Citizens from Beawar and nearby areas gathered at Chang Gate on Thursday evening during the unveiling of a memorial dedicated to the RTI struggle. (HT Photo)
Citizens from Beawar and nearby areas gathered at Chang Gate on Thursday evening during the unveiling of a memorial dedicated to the RTI struggle. (HT Photo)

Hundreds of citizens from Beawar and nearby areas gathered at Chang Gate on Thursday evening during the unveiling of a memorial dedicated to the RTI struggle.

Mazdoor Kisan Shakti Sangathan (MKSS), a collective of peasants and labourers, headquartered in a nondescript village in Rajsamand district, waged struggles for peoples’ rights related with land, minimum wages and forest rights since its formation in 1990. The sit-in for RTI began on April 6, 1996.

Former chief justice of the Sikkim high court justice SN Bhargava said he regretted not being a part of the seminal dharna: “I realise that I have really missed a historic opportunity, but now I want to do everything in my capacity to further this movement for transparency, accountability and participatory democracy.”

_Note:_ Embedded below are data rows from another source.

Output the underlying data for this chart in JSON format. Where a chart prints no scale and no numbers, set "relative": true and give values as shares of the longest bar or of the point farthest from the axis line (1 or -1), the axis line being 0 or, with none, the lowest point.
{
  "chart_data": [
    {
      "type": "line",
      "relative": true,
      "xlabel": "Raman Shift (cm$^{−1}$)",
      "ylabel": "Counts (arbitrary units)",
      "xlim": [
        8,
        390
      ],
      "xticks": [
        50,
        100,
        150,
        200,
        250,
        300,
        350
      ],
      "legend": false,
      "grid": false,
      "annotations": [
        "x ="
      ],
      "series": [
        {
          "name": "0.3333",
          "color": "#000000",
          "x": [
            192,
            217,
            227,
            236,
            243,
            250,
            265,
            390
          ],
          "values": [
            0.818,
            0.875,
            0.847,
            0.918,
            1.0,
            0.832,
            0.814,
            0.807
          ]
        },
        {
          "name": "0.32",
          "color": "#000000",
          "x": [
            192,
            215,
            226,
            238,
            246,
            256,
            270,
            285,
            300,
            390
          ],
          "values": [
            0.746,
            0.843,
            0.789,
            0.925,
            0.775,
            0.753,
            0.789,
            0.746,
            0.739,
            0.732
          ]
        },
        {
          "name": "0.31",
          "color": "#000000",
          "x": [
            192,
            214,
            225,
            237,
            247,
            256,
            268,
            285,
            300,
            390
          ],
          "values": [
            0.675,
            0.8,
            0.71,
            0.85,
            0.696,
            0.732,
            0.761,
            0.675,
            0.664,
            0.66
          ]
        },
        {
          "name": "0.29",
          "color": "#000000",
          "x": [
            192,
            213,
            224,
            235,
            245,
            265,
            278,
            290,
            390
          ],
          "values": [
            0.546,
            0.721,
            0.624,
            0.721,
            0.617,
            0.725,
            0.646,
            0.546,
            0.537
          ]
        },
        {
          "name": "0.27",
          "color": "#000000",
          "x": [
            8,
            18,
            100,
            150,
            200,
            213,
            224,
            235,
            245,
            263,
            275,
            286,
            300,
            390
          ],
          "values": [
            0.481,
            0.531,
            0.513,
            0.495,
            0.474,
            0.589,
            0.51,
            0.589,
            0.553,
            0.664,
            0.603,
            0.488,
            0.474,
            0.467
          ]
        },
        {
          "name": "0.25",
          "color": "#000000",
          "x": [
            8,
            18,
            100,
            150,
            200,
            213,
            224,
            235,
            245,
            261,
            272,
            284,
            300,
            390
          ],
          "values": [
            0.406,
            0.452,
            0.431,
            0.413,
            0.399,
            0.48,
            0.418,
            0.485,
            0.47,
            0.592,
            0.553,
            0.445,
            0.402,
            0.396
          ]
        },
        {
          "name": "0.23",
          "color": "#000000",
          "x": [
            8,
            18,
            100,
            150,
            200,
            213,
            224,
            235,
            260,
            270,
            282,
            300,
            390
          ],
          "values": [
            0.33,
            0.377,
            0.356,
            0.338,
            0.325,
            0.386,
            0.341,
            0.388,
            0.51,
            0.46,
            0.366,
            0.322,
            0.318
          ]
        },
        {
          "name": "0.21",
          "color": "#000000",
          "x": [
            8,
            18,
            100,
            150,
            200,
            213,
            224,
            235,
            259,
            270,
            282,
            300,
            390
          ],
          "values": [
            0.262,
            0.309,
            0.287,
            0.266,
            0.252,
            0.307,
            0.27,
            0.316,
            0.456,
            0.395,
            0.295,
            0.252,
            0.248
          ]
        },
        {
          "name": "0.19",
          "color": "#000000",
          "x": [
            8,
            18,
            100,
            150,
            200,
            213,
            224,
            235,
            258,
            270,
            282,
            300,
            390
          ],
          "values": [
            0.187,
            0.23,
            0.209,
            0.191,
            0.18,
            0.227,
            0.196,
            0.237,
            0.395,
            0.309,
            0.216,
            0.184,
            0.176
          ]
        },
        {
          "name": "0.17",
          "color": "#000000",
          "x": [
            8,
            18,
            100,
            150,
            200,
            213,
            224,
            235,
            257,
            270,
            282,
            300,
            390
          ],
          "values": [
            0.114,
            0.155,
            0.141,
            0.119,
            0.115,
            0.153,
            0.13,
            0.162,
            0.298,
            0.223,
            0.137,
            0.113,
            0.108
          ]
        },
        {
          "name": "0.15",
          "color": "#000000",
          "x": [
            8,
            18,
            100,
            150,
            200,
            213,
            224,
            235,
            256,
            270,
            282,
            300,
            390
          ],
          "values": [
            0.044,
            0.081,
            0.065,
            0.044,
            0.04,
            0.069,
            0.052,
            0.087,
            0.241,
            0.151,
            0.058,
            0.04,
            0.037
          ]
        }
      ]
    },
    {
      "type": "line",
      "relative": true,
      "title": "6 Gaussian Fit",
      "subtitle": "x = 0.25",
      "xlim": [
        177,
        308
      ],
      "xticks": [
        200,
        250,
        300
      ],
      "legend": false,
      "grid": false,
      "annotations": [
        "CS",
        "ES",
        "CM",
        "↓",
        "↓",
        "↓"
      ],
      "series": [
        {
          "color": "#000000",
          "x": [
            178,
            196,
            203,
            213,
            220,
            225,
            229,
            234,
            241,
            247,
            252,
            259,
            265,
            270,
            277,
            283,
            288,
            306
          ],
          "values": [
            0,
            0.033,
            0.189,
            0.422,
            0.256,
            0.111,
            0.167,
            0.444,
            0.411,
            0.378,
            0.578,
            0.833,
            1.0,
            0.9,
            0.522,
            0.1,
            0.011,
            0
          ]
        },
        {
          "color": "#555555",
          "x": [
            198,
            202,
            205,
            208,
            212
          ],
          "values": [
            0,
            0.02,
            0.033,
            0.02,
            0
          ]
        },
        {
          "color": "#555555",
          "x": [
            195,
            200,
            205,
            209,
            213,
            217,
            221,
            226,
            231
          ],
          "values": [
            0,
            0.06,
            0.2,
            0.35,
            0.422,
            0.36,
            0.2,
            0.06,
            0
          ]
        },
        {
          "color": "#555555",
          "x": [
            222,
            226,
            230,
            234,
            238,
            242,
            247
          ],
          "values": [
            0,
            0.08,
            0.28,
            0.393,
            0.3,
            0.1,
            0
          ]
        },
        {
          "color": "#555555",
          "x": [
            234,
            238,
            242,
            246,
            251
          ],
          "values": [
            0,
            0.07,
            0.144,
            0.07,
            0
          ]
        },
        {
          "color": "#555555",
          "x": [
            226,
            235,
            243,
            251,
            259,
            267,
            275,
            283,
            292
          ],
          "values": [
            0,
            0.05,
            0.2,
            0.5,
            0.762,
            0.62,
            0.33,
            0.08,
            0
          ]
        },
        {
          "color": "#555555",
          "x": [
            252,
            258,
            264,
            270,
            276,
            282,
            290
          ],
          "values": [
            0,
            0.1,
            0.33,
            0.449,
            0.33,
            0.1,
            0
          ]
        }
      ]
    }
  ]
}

Socio-political activist and one of the founders of the MKSS, Aruna Roy, said: “India’s Right to Information law is unique as it was brought to pass by poor peasants, farmers and labourers and not by politicians, academics, journalists or the intelligentsia.”

She highlighted the governments’ attempts to dilute the Right to Information and attacks on those using RTI to unearth corruption and wrongdoing.

Kavita Srivastava of the PUCL, who was one of the participants of the 1996 dharna, recalled how everybody in the town became a part of the movement.

“Vegetable vendors provided us free vegetables, owners of dharmshala gave us rooms and traders supported us,” she reminisced. “It was as if the entire city had become our family and a patron to our cause,” she said.

The ceremony ended with a resolution to demand restoration of RTI and contribution of the people of Beawar and Rajasthan in the state education board textbooks.